Tool: Codex 5.3 Medium
Time: About a day's worth of work has gone into it
'Attenuated shadows'
A little better
Ha, cute, you can even fling the raytracer around 🤣
Also I added an expanded progress indicator
Hadn't tried the visionOS build, but it works too.
With a caveat.
visionOS is far more fragile to anything like 3D rendering. Saturating the GPU like this slows the compositor to a slideshow, and even got to a point where Metal was leaking out of the window into the OS and I was seeing squares of corrupted video memory in front of me until I got the equivalent to a SpringBoard crash.
Functionally, this could be a visionOS app.
Practically, no.
Pretty much everything I've worked on with Codex up to now has been stuff I could have built myself, within my area of expertise (or learnable), it just would have taken weeks or months.
This 3D scene app is something I never would have been able to build myself. I would have needed a team of rendering experts with domain-specific knowledge and human-years of research
I love how visionOS, uniquely, *explodes* when rendering goes wrong.
Hello [MacBook] Neo.
So now that visionOS 26 lets you spawn immersive scenes from UIKit apps, I had Codex implement me an immersive scene using Metal and CompositorServices that mirrors the in-window viewport and lets you live in your scene 😁
It's real frickin cool.
The raytracer might be off limits for visionOS, but there's a lot of interesting stuff to do in other areas
I figured why not use RealityKit for the material previews, so now they are actual spheres.
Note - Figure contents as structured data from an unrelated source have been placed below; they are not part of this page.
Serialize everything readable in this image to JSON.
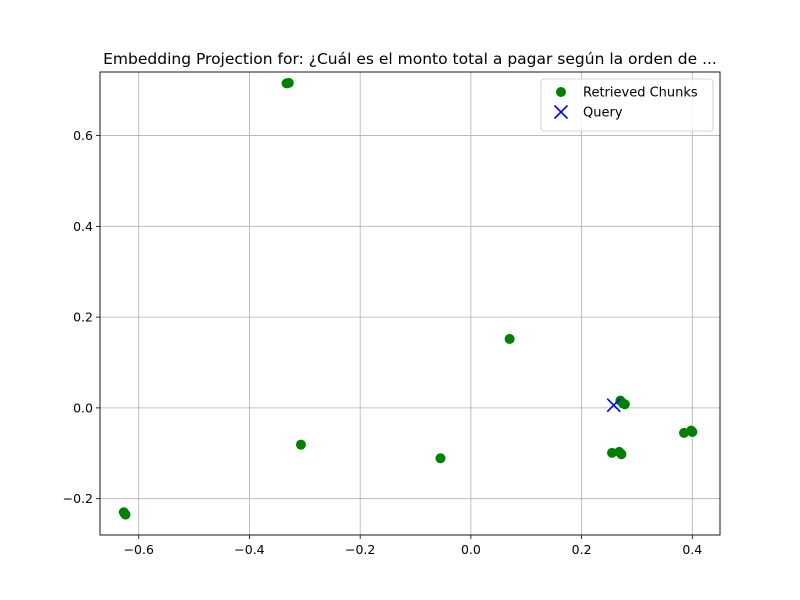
{
  "chart_data": {
    "type": "scatter",
    "title": "Embedding Projection for: ¿Cuál es el monto total a pagar según la orden de ...",
    "xlabel": "",
    "ylabel": "",
    "xlim": [
      -0.67,
      0.45
    ],
    "ylim": [
      -0.28,
      0.74
    ],
    "xticks": [
      -0.6,
      -0.4,
      -0.2,
      0.0,
      0.2,
      0.4
    ],
    "xtick_labels": [
      "−0.6",
      "−0.4",
      "−0.2",
      "0.0",
      "0.2",
      "0.4"
    ],
    "yticks": [
      -0.2,
      0.0,
      0.2,
      0.4,
      0.6
    ],
    "ytick_labels": [
      "−0.2",
      "0.0",
      "0.2",
      "0.4",
      "0.6"
    ],
    "grid": true,
    "legend": "top-right",
    "series": [
      {
        "name": "Retrieved Chunks",
        "marker": "circle",
        "color": "#008000",
        "points": [
          {
            "x": -0.333,
            "y": 0.715
          },
          {
            "x": -0.329,
            "y": 0.716
          },
          {
            "x": 0.07,
            "y": 0.152
          },
          {
            "x": 0.27,
            "y": 0.016
          },
          {
            "x": 0.275,
            "y": 0.01
          },
          {
            "x": 0.278,
            "y": 0.008
          },
          {
            "x": 0.385,
            "y": -0.055
          },
          {
            "x": 0.398,
            "y": -0.05
          },
          {
            "x": 0.4,
            "y": -0.053
          },
          {
            "x": -0.307,
            "y": -0.081
          },
          {
            "x": -0.055,
            "y": -0.111
          },
          {
            "x": 0.255,
            "y": -0.099
          },
          {
            "x": 0.268,
            "y": -0.097
          },
          {
            "x": 0.272,
            "y": -0.102
          },
          {
            "x": -0.627,
            "y": -0.23
          },
          {
            "x": -0.624,
            "y": -0.235
          }
        ]
      },
      {
        "name": "Query",
        "marker": "x",
        "color": "#0000ff",
        "points": [
          {
            "x": 0.258,
            "y": 0.006
          }
        ]
      }
    ]
  }
}
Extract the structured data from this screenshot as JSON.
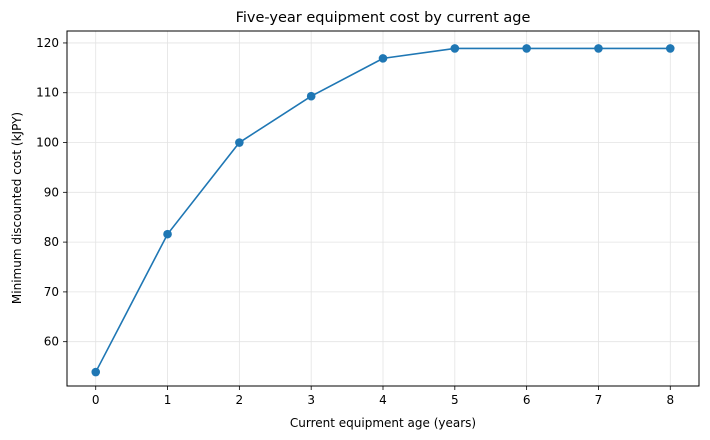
{
  "chart_data": {
    "type": "line",
    "title": "Five-year equipment cost by current age",
    "xlabel": "Current equipment age (years)",
    "ylabel": "Minimum discounted cost (kJPY)",
    "x": [
      0,
      1,
      2,
      3,
      4,
      5,
      6,
      7,
      8
    ],
    "series": [
      {
        "values": [
          53.9,
          81.6,
          100.0,
          109.3,
          116.9,
          118.9,
          118.9,
          118.9,
          118.9
        ]
      }
    ],
    "xlim": [
      -0.4,
      8.4
    ],
    "ylim": [
      51.1,
      122.4
    ],
    "xticks": [
      0,
      1,
      2,
      3,
      4,
      5,
      6,
      7,
      8
    ],
    "yticks": [
      60,
      70,
      80,
      90,
      100,
      110,
      120
    ],
    "grid": true,
    "marker": "circle",
    "color": "#1f77b4"
  }
}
Miraculously, it all still works — the Metal viewport, the Metal immersive scene, and the RealityKit UI elements, but it's very clear the Vision Pro (M2) doesn't have much headroom to build an actual app around this stuff
@stroughtonsmith your results are amazing, but got me curious about Codex writing Metal, so I asked it to make a solar system simulation
After two hours of back-and-forth it still can't seem to texture a sphere in a way that doesn't cause the lighting and texture to rotate with the view
I gave it six goes at trying to get the bloom effect correct, but in the end had to paste an entire blog post into its context about how to render bloom in Metal
The conclusion to this story (cc @stroughtonsmith)
I stepped away for a couple days and it hit me that what I was seeing really looked like the planets were inverted (their back-faces were being rendered, so I was seeing the "insides")
I reported this to Codex, which told me, "Good hypothesis, but likely no"
I asked it to add a culling option. It absolutely was rendering back-faces the entire time 🤦
@simsaens omg.
I have had the same thing a dozen times with things I'm doing in my renderer. It's just more obvious with non-spherical meshes
@stroughtonsmith interestingly for me it is the reverse: a basic modeler with a basic built in ray tracer would take me maybe a day or two to build on my own with an imgui based UI.
But all of the native iOS/iPadOS/visionOS stuff would have required me to have dedicated Apple frameworks experts help out on. My experience with writing Apple native apps is super limited. But with Codex, I’ve now made several nice custom, just-for-me native apps to replace things that were just scripts before.
@stroughtonsmith Haha, that's fair. You might be too though in Apple stuff; not many other developers reverse engineered all of Catalyst out of thin air before they even announced Catalyst. 😉
Anyhow all of this is very exciting/cool. I have a sort of researchy project that I was previously planning on just making into your usual kind of crappy janky graphics programmer demo app, but now I'm more ambitious and want to make the whole thing a really nice native Mac app with some help from Codex.
@stroughtonsmith It could be a scene blocking app. Attaching a material tag to each color which can be passed along to an AI generator with adherence instructions.
Currently > Reference Photograph > FSpy > Blender > Workbench Render Image with separated colours > Gemini is a bit fiddly. But an AI friendly simple modeller could make this a lot easier.